How Smoking Encourages Infection
Smokers are often more prone to bacterial infections and inflammatory diseases than the rest of us, thanks to hundreds of toxic components in their cigarettes. Next to dry and irritated mucosal linings in mouth and respiratory system due to smoke and nicotine, now new research shows that nicotine affects neutrophils, the short-lived white blood cells that defend against infection, by reducing their ability to seek and destroy bacteria.
Neutrophils are generated by our bone marrow, which they leave as terminally differentiated cells. Although nicotine is known to affect neutrophils, there has been no study until now of the mechanisms at work when nicotine is present during neutrophil differentiation. David Scott from the Oral Health and Systemic Disease Research Group at the University of Louisville School of Dentistry, Kentucky, USA, along with a team of international colleagues decided to investigate how nicotine influenced the differentiation process.
The authors suggest the processes they observed as contributing to impaired neutrophil function partially explain chronic tobacco users’ increased susceptibility to bacterial infection and inflammatory diseases. A better understanding of this relationship could pave the way for specific therapeutic strategies to treat a number of important tobacco-associated inflammatory diseases and conditions.

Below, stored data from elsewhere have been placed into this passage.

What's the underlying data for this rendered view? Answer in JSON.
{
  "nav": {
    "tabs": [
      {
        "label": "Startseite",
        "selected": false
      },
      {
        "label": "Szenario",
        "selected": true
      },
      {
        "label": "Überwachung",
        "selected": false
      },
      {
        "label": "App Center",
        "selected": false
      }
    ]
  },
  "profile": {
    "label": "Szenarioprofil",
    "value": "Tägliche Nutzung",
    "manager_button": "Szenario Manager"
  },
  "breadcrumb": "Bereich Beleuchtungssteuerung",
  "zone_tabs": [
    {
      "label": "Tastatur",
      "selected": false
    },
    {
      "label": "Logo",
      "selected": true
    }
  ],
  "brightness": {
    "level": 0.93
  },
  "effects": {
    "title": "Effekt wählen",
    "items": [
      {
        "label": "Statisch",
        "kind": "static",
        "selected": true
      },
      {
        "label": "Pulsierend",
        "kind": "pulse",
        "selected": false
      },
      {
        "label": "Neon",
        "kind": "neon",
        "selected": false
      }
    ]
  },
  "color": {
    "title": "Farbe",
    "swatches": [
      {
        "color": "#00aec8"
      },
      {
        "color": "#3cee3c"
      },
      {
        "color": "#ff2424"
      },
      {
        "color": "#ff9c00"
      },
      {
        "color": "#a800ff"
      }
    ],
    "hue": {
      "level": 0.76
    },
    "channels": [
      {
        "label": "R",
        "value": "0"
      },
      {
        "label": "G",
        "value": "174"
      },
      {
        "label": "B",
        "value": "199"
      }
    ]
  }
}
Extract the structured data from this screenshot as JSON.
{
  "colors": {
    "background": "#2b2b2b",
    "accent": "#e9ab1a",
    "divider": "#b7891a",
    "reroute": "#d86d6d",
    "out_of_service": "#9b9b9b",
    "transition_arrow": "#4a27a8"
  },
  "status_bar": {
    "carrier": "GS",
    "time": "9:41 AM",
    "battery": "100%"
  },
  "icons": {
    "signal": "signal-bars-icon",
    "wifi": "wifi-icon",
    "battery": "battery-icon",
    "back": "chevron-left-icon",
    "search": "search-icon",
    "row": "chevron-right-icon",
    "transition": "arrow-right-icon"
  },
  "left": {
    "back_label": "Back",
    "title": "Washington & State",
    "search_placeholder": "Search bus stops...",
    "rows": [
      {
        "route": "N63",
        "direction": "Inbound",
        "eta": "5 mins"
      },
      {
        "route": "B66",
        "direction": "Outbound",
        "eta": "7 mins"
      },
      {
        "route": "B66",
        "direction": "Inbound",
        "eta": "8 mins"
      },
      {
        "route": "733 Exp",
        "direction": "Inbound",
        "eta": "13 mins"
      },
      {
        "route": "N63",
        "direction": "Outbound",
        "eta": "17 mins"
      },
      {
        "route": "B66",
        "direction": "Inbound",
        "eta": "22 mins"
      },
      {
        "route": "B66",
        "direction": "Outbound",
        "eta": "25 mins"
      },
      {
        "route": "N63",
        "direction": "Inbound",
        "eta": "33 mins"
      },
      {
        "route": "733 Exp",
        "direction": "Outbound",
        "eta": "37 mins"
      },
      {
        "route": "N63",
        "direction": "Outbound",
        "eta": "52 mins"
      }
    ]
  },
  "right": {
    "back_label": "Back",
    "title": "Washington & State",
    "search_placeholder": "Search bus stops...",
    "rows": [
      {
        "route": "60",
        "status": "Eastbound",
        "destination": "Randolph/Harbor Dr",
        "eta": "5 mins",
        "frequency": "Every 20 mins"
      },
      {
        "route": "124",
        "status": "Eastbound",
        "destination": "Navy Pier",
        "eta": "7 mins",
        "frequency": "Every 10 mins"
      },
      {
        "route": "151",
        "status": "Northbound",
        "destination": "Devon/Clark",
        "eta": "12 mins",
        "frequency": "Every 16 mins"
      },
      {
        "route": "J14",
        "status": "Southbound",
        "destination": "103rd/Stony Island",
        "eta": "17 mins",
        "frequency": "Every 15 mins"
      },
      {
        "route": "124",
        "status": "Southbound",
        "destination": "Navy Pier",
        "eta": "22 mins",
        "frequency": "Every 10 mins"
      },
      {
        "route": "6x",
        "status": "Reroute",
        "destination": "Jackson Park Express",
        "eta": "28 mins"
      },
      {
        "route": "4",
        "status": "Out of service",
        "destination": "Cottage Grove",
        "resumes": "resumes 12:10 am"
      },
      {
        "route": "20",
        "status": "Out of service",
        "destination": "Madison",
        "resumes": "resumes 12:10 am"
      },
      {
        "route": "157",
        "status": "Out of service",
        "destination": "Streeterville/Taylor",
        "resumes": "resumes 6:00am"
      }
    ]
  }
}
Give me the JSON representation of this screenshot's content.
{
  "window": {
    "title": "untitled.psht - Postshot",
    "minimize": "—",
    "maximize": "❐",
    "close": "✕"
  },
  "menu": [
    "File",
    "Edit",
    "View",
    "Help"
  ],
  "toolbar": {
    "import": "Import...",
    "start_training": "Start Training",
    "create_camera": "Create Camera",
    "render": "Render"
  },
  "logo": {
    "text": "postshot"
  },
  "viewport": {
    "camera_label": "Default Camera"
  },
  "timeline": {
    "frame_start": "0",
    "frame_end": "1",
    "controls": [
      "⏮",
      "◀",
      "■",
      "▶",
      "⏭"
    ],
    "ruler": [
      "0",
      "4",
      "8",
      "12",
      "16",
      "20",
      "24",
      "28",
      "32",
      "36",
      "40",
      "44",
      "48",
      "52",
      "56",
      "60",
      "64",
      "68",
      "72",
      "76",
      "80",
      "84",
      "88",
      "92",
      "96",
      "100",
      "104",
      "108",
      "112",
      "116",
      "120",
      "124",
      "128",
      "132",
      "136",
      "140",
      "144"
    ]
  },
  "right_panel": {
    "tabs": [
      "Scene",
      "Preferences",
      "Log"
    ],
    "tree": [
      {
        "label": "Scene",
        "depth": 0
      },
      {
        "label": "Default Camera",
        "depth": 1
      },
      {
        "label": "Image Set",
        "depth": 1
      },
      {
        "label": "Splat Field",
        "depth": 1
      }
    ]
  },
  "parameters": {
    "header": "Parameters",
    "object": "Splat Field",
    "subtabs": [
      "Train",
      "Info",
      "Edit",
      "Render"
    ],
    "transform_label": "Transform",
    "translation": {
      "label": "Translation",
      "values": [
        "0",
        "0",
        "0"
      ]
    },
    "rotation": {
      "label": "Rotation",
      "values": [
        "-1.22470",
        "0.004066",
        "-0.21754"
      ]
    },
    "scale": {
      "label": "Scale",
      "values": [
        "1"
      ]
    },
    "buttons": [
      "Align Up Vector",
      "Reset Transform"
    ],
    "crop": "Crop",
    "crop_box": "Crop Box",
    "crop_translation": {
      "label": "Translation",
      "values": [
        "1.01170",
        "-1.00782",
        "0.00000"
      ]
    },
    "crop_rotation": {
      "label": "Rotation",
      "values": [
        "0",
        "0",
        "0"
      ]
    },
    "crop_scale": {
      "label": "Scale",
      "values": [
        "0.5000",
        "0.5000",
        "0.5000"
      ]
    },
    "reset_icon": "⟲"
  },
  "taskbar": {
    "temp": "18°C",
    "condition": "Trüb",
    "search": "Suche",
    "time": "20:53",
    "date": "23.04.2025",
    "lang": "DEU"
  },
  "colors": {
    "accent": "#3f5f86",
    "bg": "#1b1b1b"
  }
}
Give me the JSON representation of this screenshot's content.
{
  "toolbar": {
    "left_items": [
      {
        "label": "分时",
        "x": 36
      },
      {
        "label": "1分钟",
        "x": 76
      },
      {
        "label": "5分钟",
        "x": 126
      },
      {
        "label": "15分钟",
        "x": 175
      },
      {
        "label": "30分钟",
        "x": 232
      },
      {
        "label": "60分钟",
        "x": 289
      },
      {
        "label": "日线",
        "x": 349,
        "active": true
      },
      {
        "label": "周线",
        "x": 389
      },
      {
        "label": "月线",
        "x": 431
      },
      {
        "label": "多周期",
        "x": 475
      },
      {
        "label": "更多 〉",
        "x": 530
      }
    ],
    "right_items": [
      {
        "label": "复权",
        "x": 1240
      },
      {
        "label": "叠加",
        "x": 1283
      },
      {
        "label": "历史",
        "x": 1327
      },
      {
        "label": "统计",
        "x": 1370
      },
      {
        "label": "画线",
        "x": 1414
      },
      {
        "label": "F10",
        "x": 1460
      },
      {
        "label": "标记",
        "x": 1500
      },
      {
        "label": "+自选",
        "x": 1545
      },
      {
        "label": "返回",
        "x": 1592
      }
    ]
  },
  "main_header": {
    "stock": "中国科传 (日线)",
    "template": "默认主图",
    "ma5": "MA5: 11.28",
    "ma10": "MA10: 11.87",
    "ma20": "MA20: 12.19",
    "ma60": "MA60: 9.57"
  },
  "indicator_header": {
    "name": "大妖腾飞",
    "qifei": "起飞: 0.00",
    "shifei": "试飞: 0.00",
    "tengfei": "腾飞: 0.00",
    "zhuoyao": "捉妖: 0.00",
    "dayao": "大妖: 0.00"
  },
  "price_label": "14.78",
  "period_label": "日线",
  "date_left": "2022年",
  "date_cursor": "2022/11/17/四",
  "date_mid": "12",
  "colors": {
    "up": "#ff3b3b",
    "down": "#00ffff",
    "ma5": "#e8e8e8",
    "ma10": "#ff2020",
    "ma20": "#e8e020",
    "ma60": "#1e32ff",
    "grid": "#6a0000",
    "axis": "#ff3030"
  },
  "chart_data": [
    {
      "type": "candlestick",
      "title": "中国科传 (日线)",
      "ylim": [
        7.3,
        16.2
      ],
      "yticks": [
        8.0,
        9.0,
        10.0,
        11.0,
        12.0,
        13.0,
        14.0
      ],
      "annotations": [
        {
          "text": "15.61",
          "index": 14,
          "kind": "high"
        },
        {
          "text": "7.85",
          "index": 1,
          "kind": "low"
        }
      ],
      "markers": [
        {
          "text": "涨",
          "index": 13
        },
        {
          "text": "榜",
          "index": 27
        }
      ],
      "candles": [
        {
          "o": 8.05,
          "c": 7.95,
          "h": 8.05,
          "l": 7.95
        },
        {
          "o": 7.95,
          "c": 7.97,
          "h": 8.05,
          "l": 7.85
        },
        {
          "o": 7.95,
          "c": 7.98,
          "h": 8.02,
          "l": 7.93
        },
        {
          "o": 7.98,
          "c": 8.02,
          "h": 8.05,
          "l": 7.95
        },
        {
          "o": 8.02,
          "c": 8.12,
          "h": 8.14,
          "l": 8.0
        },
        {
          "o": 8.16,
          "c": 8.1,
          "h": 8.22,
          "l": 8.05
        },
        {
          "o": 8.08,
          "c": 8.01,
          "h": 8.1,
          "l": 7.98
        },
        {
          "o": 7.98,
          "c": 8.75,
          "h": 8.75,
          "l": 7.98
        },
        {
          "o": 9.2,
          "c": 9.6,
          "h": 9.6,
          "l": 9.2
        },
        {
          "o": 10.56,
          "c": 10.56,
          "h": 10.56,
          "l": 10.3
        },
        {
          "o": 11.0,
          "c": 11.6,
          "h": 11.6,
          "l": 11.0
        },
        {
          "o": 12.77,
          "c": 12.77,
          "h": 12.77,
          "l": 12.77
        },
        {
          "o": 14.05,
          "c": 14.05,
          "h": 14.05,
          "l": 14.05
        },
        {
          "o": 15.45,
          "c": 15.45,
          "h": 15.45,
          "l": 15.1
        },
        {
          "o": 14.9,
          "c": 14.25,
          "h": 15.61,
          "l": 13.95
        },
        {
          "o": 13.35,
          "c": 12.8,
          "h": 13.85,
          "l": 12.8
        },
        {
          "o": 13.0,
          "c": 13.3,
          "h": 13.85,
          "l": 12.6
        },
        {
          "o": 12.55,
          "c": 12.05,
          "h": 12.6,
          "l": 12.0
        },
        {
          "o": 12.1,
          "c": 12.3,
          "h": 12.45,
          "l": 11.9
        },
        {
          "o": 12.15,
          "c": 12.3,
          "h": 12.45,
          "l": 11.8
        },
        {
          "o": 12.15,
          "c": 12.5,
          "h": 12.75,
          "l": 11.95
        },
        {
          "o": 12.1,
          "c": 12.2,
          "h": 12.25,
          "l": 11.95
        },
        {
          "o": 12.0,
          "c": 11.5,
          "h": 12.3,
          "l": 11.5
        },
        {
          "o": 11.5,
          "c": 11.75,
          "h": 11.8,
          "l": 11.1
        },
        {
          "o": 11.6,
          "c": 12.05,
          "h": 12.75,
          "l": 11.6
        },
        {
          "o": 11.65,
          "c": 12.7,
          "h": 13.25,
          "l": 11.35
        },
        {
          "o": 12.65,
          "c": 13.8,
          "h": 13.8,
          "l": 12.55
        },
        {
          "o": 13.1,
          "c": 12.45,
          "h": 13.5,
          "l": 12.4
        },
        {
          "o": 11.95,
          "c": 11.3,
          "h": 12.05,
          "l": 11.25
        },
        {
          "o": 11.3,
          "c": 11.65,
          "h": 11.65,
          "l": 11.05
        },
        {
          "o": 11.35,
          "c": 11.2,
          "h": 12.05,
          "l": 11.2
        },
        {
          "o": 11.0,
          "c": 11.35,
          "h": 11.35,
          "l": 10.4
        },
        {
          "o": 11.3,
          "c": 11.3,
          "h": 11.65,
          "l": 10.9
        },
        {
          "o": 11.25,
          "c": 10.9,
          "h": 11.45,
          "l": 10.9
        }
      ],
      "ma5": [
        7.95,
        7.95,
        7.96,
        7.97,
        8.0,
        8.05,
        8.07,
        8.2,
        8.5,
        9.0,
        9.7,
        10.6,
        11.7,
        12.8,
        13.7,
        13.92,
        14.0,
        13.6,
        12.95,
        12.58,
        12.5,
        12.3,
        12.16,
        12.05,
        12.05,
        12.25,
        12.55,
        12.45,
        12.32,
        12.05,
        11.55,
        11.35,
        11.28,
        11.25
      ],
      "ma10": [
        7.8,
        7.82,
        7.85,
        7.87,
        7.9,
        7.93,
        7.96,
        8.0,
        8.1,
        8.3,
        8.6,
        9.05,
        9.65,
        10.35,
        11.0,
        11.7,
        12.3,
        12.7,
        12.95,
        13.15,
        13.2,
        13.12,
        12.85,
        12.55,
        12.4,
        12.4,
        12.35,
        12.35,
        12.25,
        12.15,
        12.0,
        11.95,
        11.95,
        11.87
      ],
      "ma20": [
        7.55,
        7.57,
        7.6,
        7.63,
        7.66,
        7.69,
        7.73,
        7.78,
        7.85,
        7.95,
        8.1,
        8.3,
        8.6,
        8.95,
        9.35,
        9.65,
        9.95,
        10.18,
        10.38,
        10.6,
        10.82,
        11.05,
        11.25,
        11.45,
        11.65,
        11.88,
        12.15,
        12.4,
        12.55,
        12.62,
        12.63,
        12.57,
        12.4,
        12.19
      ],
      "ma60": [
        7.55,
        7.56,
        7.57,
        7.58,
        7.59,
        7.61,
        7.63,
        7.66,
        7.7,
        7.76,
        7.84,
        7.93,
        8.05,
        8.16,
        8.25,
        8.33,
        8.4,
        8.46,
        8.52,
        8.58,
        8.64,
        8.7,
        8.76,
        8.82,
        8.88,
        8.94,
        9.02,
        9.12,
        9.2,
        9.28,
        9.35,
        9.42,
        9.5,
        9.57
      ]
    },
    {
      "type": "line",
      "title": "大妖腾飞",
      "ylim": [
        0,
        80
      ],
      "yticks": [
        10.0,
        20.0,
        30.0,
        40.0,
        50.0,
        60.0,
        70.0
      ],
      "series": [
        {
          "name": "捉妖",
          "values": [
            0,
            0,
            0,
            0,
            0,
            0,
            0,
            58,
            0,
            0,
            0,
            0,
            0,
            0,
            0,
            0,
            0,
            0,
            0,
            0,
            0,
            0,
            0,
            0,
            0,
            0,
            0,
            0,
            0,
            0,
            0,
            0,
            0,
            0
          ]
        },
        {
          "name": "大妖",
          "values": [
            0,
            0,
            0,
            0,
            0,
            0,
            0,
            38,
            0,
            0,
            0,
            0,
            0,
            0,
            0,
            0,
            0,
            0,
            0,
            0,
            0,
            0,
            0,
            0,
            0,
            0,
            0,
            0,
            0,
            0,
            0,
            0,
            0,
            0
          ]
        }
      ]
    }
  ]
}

The team modeled the neutrophil differentiation process beginning with promyelocytic HL-60 cells, which differentiated into neutrophils following dimethylsulfoxide (DMSO) treatment both with and without nicotine. The researchers found that nicotine increased the percentage of cells in late differentiation phases (metamyelocytes, banded neutrophils and segmented neutrophils) compared to DMSO alone, but did not affect other neutrophil differentiation markers that they examined.
However, the nicotine treated neutrophils were less able to seek and destroy bacteria than nicotine-free neutrophils. The nicotine suppressed the oxidative burst in HL-60 cells, a function that helps kill invading bacteria. Nicotine also increased MMP-9 release, a factor involved in tissue degradation.BMC Cell Biol. 2008 Apr 15;9(1):19 [Epub ahead of print]
ABSTRACT: BACKGROUND: Neutrophils leave the bone marrow as terminally differentiated cells, yet little is known of the influence of nicotine or other tobacco smoke components on neutrophil differentiation. Therefore, promyelocytic HL-60 cells were differentiated into neutrophils using dimethylsulfoxide in the presence and absence of nicotine (3-(1-methyl-2-pyrrolidinyl) pyridine). Differentiation was evaluated over 5 days by monitoring terminal differentiation markers (CD11b expression and formazan deposition); cell viability, growth phase, kinetics, and apoptosis; assessing cellular morphology and ultrastructure; and conformational changes to major cellular components. Key neutrophil effector functions (oxidative burst, bacterial killing, matrix metalloproteinase release) were also examined. Results: Nicotine increased the percentage of cells in late differentiation phases (metamyelocytes, banded neutrophils and segmented neutrophils) compared to DMSO alone (p < 0.05), but did not affect any other marker of neutrophil differentiation examined. However, nicotine exposure during differentiation suppressed the oxidative burst in HL-60 cells (p < 0.001); inhibited bacterial killing (p < 0.01); and increased the LPS-induced release of MMP-9, but not MMP-2 (p < 0.05). These phenomena may be alpha-7-acetylcholine nicotinic receptor-dependent. Furthermore, smokers exhibited an increased MMP-9 burden compared to non-smokers in vivo (p < 0.05). Conclusions: These findings may partially explain the known increase in susceptibility to bacterial infection and neutrophil-associated destructive inflammatory diseases in individuals chronically exposed to nicotine.